Nos últimos anos surgiu uma polêmica a respeito do pagamento do IPI nas operações de revenda de produtos industrializados importados. Não há quaisquer dúvidas sobre a incidência do IPI na realização de importação. O tributo acaba por incidir em razão da aplicação do princípio do destino, que estabelece que o produto importado deve receber o mesmo tratamento tributário do produto nacional, de forma a não criar disparidades fiscais em razão da origem do produto.
Singelamente esclarecendo, tomemos como exemplo um fabricante estabelecido no Brasil que realize a operação de venda de uma geladeira em território nacional, com incidência de IPI de 15%. A lógico do princípio do destino é que se uma empresa, ao invés de fabricar o produto no Brasil, entenda por bem importar uma geladeira e revender em território nacional, deverá arcar com a mesma carga tributária, no caso, uma alíquota de IPI de 15% incidente sobre a importação.

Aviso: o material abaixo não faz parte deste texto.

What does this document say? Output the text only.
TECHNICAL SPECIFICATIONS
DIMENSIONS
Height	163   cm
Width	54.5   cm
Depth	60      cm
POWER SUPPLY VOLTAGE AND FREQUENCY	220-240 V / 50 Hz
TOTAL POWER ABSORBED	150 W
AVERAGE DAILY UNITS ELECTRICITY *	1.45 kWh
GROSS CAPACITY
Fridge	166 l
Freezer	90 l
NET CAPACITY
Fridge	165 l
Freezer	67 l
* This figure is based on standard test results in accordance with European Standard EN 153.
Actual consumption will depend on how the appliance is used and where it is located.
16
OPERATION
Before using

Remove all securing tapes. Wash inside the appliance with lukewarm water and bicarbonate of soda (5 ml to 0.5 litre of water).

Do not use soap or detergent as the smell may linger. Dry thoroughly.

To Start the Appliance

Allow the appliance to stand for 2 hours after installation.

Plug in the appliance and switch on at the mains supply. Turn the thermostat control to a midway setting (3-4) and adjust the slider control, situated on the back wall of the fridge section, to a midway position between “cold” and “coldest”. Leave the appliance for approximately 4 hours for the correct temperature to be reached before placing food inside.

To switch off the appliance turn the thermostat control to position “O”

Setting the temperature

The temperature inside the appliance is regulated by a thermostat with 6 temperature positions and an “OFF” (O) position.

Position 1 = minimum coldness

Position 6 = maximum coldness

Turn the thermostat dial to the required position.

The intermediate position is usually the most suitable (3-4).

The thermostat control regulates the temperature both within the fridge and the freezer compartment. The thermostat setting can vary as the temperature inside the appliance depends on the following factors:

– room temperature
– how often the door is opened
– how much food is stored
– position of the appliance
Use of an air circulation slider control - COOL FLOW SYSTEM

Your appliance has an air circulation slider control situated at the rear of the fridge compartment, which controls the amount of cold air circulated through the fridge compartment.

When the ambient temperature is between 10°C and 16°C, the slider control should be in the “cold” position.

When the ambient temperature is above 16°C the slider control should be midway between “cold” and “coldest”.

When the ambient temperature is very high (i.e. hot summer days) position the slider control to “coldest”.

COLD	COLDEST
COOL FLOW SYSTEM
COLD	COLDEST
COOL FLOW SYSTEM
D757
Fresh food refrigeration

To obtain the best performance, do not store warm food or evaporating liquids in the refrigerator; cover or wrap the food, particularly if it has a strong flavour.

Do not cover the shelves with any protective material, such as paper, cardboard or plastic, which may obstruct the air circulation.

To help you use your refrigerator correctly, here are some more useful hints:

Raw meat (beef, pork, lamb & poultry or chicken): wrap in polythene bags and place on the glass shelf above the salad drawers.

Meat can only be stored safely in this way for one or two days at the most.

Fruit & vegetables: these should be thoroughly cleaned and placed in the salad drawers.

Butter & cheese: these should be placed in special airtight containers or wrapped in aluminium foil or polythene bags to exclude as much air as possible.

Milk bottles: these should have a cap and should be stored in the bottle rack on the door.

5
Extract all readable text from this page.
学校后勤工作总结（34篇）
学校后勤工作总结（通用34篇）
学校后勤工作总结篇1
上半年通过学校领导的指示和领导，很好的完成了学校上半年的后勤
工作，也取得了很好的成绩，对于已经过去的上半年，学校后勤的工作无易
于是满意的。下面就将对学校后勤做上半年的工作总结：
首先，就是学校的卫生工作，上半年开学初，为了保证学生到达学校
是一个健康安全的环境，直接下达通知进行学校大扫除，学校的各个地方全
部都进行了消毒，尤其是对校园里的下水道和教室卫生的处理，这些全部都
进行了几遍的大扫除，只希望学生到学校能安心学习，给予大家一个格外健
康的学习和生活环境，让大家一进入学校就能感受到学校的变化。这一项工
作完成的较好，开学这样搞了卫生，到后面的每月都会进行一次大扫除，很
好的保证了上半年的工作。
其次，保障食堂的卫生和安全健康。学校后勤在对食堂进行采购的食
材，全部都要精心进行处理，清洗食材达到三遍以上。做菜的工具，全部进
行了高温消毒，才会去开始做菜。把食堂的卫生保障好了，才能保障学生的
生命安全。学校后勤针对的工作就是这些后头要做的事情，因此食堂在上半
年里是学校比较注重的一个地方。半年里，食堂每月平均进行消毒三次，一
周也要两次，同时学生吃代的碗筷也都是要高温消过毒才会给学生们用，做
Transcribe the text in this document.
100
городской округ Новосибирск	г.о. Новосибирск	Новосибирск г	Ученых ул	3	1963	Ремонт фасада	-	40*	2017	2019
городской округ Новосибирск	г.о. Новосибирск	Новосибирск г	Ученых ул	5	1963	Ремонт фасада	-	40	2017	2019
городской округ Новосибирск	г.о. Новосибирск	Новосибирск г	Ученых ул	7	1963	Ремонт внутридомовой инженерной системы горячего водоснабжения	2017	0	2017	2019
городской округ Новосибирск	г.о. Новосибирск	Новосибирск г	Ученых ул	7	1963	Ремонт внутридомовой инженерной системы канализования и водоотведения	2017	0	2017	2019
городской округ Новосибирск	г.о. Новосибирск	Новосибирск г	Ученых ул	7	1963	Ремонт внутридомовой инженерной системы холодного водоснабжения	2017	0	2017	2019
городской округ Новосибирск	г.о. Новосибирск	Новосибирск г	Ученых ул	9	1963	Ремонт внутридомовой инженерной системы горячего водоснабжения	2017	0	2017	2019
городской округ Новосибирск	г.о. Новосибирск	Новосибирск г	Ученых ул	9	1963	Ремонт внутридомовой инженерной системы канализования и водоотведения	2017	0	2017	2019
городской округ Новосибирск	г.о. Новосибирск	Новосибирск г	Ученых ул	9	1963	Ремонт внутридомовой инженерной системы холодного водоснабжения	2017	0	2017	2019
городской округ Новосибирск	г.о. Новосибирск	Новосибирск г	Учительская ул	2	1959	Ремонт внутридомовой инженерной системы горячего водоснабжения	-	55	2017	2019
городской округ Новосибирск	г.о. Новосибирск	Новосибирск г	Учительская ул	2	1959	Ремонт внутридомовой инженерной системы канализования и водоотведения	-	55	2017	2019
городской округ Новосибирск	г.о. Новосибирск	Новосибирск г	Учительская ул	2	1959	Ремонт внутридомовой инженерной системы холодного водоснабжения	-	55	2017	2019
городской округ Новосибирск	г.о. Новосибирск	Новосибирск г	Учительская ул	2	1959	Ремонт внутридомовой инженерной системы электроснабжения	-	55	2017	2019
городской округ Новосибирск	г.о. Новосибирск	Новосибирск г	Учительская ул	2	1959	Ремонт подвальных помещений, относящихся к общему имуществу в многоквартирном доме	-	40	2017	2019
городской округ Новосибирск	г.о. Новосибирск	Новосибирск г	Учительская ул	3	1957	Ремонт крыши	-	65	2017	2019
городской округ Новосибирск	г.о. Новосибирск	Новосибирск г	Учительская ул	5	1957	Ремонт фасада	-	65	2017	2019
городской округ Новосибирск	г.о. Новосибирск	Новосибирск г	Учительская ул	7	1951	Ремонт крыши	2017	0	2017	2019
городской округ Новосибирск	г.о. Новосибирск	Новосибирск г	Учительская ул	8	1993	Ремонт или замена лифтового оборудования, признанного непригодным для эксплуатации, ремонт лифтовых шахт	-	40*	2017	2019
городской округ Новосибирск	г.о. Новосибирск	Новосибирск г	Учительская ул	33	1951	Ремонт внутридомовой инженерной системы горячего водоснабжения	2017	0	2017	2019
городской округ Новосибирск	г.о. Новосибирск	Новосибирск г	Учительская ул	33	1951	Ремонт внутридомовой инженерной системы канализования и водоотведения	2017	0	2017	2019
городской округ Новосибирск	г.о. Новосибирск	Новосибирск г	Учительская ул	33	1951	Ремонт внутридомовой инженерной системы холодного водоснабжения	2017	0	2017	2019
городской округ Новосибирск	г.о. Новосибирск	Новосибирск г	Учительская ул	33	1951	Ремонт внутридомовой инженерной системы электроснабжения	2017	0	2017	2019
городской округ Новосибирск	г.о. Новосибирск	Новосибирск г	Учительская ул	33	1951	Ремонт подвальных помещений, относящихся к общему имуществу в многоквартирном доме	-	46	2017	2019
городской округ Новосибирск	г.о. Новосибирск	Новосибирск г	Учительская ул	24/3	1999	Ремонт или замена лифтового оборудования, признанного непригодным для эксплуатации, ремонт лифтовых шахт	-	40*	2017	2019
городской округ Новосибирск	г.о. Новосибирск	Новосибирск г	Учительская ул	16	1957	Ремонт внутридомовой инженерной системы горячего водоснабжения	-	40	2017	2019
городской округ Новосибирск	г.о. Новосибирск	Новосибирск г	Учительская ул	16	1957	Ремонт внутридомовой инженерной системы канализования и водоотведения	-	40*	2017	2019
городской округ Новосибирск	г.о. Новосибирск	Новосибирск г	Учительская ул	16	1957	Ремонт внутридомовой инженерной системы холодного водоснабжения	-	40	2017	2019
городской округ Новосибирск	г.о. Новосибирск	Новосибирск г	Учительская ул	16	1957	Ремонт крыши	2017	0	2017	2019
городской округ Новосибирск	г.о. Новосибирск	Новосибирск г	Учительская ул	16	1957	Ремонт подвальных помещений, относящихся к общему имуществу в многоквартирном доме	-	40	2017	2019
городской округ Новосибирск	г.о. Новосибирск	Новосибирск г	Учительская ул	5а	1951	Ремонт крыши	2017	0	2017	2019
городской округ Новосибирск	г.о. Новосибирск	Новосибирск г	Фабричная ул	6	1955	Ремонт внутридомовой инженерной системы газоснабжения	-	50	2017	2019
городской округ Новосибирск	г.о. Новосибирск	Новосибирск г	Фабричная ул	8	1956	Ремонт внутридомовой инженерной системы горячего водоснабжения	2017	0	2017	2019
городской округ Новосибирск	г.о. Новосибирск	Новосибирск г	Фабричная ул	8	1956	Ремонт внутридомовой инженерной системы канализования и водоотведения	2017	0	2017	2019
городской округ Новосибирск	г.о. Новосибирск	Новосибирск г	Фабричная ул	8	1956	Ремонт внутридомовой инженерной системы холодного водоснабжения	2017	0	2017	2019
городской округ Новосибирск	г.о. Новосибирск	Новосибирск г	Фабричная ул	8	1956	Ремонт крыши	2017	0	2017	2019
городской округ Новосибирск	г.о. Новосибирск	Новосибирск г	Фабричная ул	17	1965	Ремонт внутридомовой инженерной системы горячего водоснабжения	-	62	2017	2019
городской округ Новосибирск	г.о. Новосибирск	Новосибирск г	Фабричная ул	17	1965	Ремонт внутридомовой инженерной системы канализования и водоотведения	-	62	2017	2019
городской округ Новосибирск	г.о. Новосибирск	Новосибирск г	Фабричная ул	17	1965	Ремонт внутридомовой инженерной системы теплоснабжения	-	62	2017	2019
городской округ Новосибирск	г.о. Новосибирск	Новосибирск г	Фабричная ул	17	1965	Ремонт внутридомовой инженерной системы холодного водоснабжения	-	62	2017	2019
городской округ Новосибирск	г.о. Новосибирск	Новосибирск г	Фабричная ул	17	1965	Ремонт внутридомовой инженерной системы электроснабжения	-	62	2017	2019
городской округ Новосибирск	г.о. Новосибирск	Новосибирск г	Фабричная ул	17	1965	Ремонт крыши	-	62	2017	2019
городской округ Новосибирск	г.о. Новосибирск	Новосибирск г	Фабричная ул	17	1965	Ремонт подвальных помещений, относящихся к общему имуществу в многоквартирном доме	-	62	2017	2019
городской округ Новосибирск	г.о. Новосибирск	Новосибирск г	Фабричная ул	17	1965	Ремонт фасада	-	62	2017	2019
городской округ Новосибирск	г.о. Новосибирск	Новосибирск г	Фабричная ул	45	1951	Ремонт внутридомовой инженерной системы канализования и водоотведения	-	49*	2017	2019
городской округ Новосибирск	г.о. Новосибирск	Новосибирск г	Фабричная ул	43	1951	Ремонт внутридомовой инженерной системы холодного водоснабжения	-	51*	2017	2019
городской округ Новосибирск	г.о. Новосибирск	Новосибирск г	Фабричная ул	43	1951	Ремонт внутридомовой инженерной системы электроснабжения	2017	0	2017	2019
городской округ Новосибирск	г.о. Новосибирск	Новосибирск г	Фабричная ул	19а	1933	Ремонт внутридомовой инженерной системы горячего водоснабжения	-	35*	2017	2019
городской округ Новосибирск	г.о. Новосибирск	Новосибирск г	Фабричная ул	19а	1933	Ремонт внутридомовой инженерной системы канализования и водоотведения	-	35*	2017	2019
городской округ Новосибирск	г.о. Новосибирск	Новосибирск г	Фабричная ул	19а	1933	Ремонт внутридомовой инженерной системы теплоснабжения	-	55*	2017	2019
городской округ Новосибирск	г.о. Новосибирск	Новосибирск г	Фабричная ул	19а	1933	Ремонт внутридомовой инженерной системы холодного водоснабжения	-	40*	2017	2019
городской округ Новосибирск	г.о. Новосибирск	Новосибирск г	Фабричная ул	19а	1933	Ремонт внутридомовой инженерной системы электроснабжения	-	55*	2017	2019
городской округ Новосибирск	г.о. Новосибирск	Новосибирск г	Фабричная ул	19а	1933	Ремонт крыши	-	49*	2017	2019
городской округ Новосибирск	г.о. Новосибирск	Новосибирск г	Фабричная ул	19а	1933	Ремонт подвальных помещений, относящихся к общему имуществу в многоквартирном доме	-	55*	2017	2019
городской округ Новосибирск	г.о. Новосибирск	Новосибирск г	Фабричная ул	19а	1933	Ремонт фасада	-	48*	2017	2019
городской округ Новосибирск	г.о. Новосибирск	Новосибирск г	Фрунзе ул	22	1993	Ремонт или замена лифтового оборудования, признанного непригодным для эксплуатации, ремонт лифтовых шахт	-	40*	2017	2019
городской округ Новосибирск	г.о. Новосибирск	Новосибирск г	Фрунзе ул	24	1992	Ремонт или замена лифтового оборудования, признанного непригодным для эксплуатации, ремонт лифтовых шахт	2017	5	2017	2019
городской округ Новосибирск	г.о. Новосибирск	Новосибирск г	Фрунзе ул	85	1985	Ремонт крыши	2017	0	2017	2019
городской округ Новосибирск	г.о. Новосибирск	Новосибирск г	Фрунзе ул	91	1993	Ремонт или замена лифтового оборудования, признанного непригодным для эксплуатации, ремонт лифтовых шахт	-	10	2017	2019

Pouco há a ser questionado a respeito dessa lógica que tem por objetivo garantir neutralidade tributária, ou seja, o empresário pode decidir importar ao invés de fabricar, porém, caso assim decidir, não será em razão da carga tributária, haja vista o tratamento similar que recebem os produtos nacionais e importados. Notem, evidentemente, que aqui estou discutindo apenas o IPI, sem levar em consideração, por exemplo, o imposto de importação, que favorece o produto nacional.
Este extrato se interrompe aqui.